For the reasons fully explained above, the undersigned has recommended that Plaintiff's Complaint be dismissed for failure to exhaust. Accordingly, the undersigned finds that Plaintiff's request for a temporary restraining order and injunctive relief should be denied as she cannot establish that she is likely to succeed on the merits.
PROPOSAL AND RECOMMENDATION
The undersigned therefore respectfully PROPOSES that the District Court confirm and accept the foregoing findings and RECOMMENDS that the District Court DENY Plaintiff's “Motion Requesting Waiving Exhaustion” (Document No. 1, pp. 3 - 4), DENY Plaintiff's “Motion for Temporary Restraining Order Pursuant to § 65(b)” (Document No. 3), DISMISS Plaintiff's Complaint (Document No. 1, pp. 1 - 2), and remove this matter from the Court's docket.

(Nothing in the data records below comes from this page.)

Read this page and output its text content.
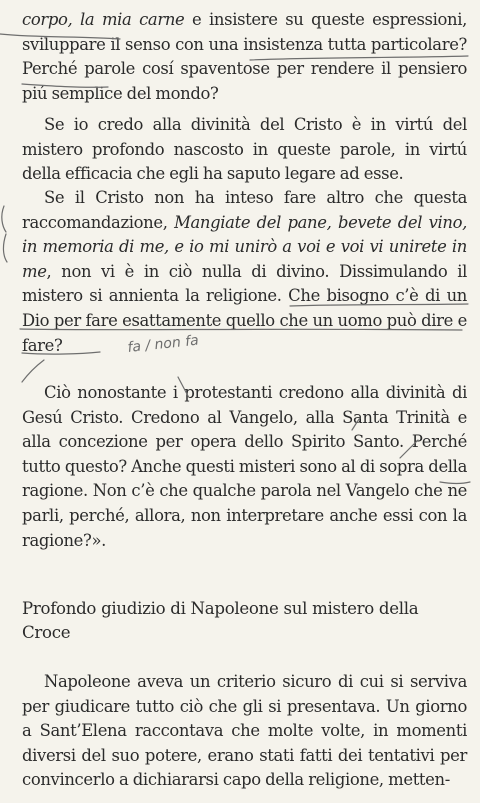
corpo, la mia carne e insistere su queste espressioni, sviluppare il senso con una insistenza tutta particolare? Perché parole cosí spaventose per rendere il pensiero piú semplice del mondo?

Se io credo alla divinità del Cristo è in virtú del mistero profondo nascosto in queste parole, in virtú della efficacia che egli ha saputo legare ad esse.

Se il Cristo non ha inteso fare altro che questa raccomandazione, Mangiate del pane, bevete del vino, in memoria di me, e io mi unirò a voi e voi vi unirete in me, non vi è in ciò nulla di divino. Dissimulando il mistero si annienta la religione. Che bisogno c’è di un Dio per fare esattamente quello che un uomo può dire e fare?

Ciò nonostante i protestanti credono alla divinità di Gesú Cristo. Credono al Vangelo, alla Santa Trinità e alla concezione per opera dello Spirito Santo. Perché tutto questo? Anche questi misteri sono al di sopra della ragione. Non c’è che qualche parola nel Vangelo che ne parli, perché, allora, non interpretare anche essi con la ragione?».

Profondo giudizio di Napoleone sul mistero della Croce

Napoleone aveva un criterio sicuro di cui si serviva per giudicare tutto ciò che gli si presentava. Un giorno a Sant’Elena raccontava che molte volte, in momenti diversi del suo potere, erano stati fatti dei tentativi per convincerlo a dichiararsi capo della religione, metten-

fa / non fa
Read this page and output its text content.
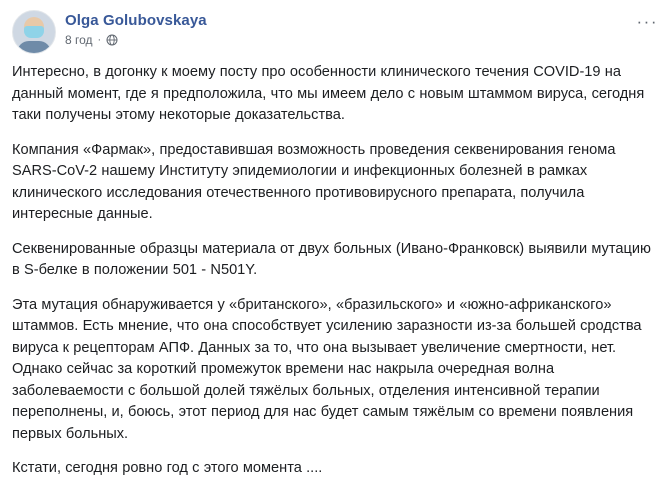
Olga Golubovskaya
8 год ·
···

Интересно, в догонку к моему посту про особенности клинического течения COVID-19 на данный момент, где я предположила, что мы имеем дело с новым штаммом вируса, сегодня таки получены этому некоторые доказательства.

Компания «Фармак», предоставившая возможность проведения секвенирования генома SARS-CoV-2 нашему Институту эпидемиологии и инфекционных болезней в рамках клинического исследования отечественного противовирусного препарата, получила интересные данные.

Секвенированные образцы материала от двух больных (Ивано-Франковск) выявили мутацию в S-белке в положении 501 - N501Y.

Эта мутация обнаруживается у «британского», «бразильского» и «южно-африканского» штаммов. Есть мнение, что она способствует усилению заразности из-за большей сродства вируса к рецепторам АПФ. Данных за то, что она вызывает увеличение смертности, нет. Однако сейчас за короткий промежуток времени нас накрыла очередная волна заболеваемости с большой долей тяжёлых больных, отделения интенсивной терапии переполнены, и, боюсь, этот период для нас будет самым тяжёлым со времени появления первых больных.

Кстати, сегодня ровно год с этого момента ....
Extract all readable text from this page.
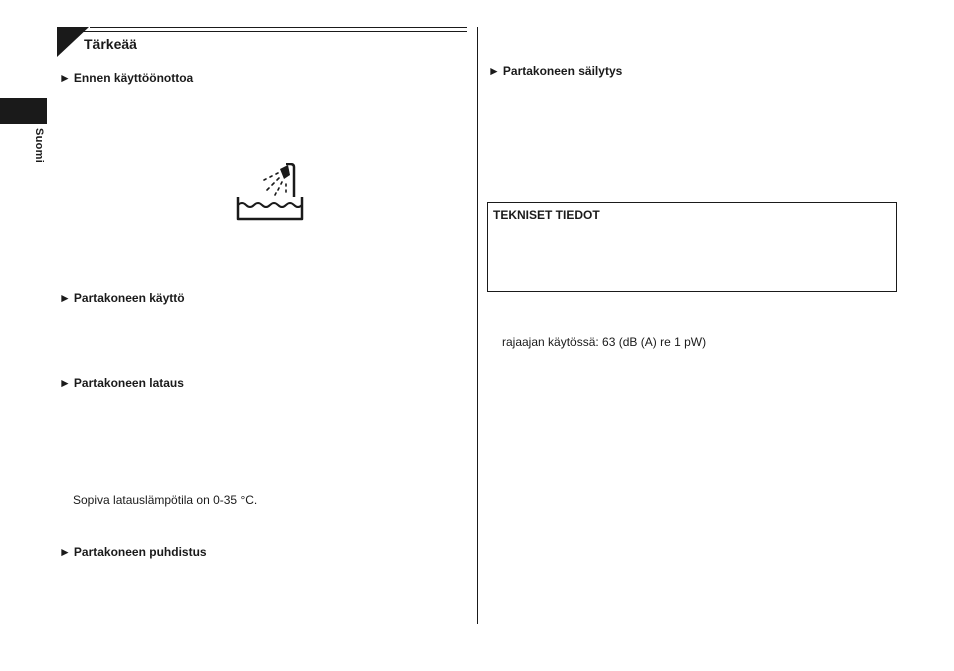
Suomi
Tärkeää
► Ennen käyttöönottoa
► Partakoneen käyttö
► Partakoneen lataus
Sopiva latauslämpötila on 0-35 °C.
► Partakoneen puhdistus
► Partakoneen säilytys
TEKNISET TIEDOT
rajaajan käytössä: 63 (dB (A) re 1 pW)
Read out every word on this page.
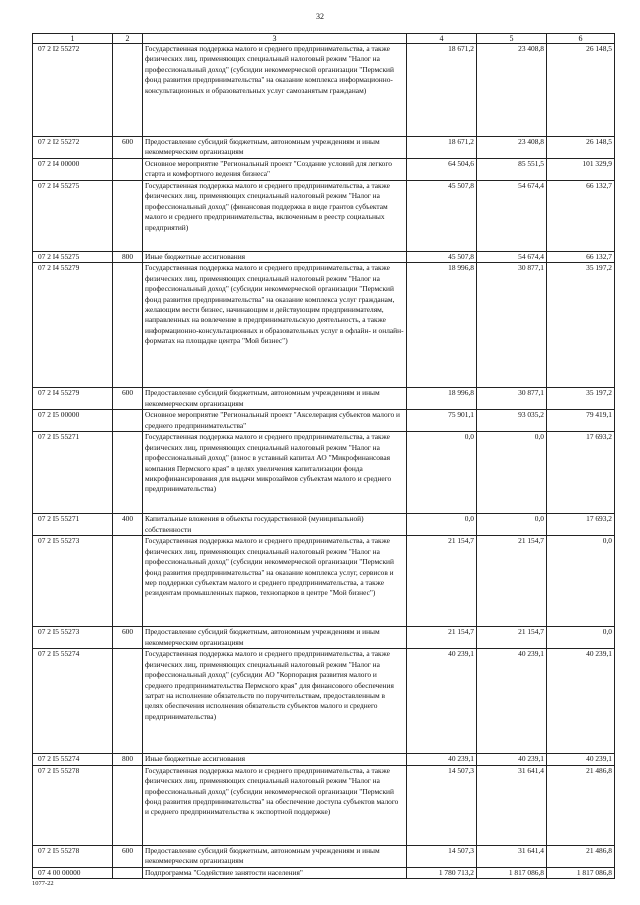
32
1	2	3	4	5	6
07 2 I2 55272		Государственная поддержка малого и среднего предпринимательства, а также физических лиц, применяющих специальный налоговый режим "Налог на профессиональный доход" (субсидии некоммерческой организации "Пермский фонд развития предпринимательства" на оказание комплекса информационно-консультационных и образовательных услуг самозанятым гражданам)	18 671,2	23 408,8	26 148,5
07 2 I2 55272	600	Предоставление субсидий бюджетным, автономным учреждениям и иным некоммерческим организациям	18 671,2	23 408,8	26 148,5
07 2 I4 00000		Основное мероприятие "Региональный проект "Создание условий для легкого старта и комфортного ведения бизнеса"	64 504,6	85 551,5	101 329,9
07 2 I4 55275		Государственная поддержка малого и среднего предпринимательства, а также физических лиц, применяющих специальный налоговый режим "Налог на профессиональный доход" (финансовая поддержка в виде грантов субъектам малого и среднего предпринимательства, включенным в реестр социальных предприятий)	45 507,8	54 674,4	66 132,7
07 2 I4 55275	800	Иные бюджетные ассигнования	45 507,8	54 674,4	66 132,7
07 2 I4 55279		Государственная поддержка малого и среднего предпринимательства, а также физических лиц, применяющих специальный налоговый режим "Налог на профессиональный доход" (субсидии некоммерческой организации "Пермский фонд развития предпринимательства" на оказание комплекса услуг гражданам, желающим вести бизнес, начинающим и действующим предпринимателям, направленных на вовлечение в предпринимательскую деятельность, а также информационно-консультационных и образовательных услуг в офлайн- и онлайн-форматах на площадке центра "Мой бизнес")	18 996,8	30 877,1	35 197,2
07 2 I4 55279	600	Предоставление субсидий бюджетным, автономным учреждениям и иным некоммерческим организациям	18 996,8	30 877,1	35 197,2
07 2 I5 00000		Основное мероприятие "Региональный проект "Акселерация субъектов малого и среднего предпринимательства"	75 901,1	93 035,2	79 419,1
07 2 I5 55271		Государственная поддержка малого и среднего предпринимательства, а также физических лиц, применяющих специальный налоговый режим "Налог на профессиональный доход" (взнос в уставный капитал АО "Микрофинансовая компания Пермского края" в целях увеличения капитализации фонда микрофинансирования для выдачи микрозаймов субъектам малого и среднего предпринимательства)	0,0	0,0	17 693,2
07 2 I5 55271	400	Капитальные вложения в объекты государственной (муниципальной) собственности	0,0	0,0	17 693,2
07 2 I5 55273		Государственная поддержка малого и среднего предпринимательства, а также физических лиц, применяющих специальный налоговый режим "Налог на профессиональный доход" (субсидии некоммерческой организации "Пермский фонд развития предпринимательства" на оказание комплекса услуг, сервисов и мер поддержки субъектам малого и среднего предпринимательства, а также резидентам промышленных парков, технопарков в центре "Мой бизнес")	21 154,7	21 154,7	0,0
07 2 I5 55273	600	Предоставление субсидий бюджетным, автономным учреждениям и иным некоммерческим организациям	21 154,7	21 154,7	0,0
07 2 I5 55274		Государственная поддержка малого и среднего предпринимательства, а также физических лиц, применяющих специальный налоговый режим "Налог на профессиональный доход" (субсидии АО "Корпорация развития малого и среднего предпринимательства Пермского края" для финансового обеспечения затрат на исполнение обязательств по поручительствам, предоставленным в целях обеспечения исполнения обязательств субъектов малого и среднего предпринимательства)	40 239,1	40 239,1	40 239,1
07 2 I5 55274	800	Иные бюджетные ассигнования	40 239,1	40 239,1	40 239,1
07 2 I5 55278		Государственная поддержка малого и среднего предпринимательства, а также физических лиц, применяющих специальный налоговый режим "Налог на профессиональный доход" (субсидии некоммерческой организации "Пермский фонд развития предпринимательства" на обеспечение доступа субъектов малого и среднего предпринимательства к экспортной поддержке)	14 507,3	31 641,4	21 486,8
07 2 I5 55278	600	Предоставление субсидий бюджетным, автономным учреждениям и иным некоммерческим организациям	14 507,3	31 641,4	21 486,8
07 4 00 00000		Подпрограмма "Содействие занятости населения"	1 780 713,2	1 817 086,8	1 817 086,8
1077-22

The Plaintiff is hereby notified that this “Proposed Findings and Recommendation” is hereby FILED, and a copy will be submitted to the Honorable United States District Judge David A. Faber. Pursuant to the provisions of Title 28, United States Code, Section 636(b)(1)(B), and Rule 6(d) and 72(b), Federal Rules of Civil Procedure, the parties shall have fourteen (14) days (filing of objections) and three (3) days (if received by mail) from the date of filing of this Findings and Recommendation within which to file with the Clerk of this Court specific written objections identifying the portions of the Findings and Recommendation to which objection is made and the basis of such objection. Extension of this time period may be granted for good cause.
Failure to file written objections as set forth above shall constitute a waiver of de novo review by the District Court and a waiver of appellate review by the Circuit Court of Appeals. Snyder v. Ridenour, 889 F.2d 1363, 1366 (4th Cir. 1989); Thomas v. Arn, 474 U.S. 140, 155 (1985); Wright v. Collins, 766 F.2d 841, 846 (4th Cir. 1985); United States v. Schronce, 727 F.2d 91, 94 (4th Cir. 1984). Copies of such objections shall be served on opposing parties, District Judge Faber and this Magistrate Judge.
The Clerk is requested to send a copy of this Proposed Findings and Recommendation to Plaintiff, who is acting pro se.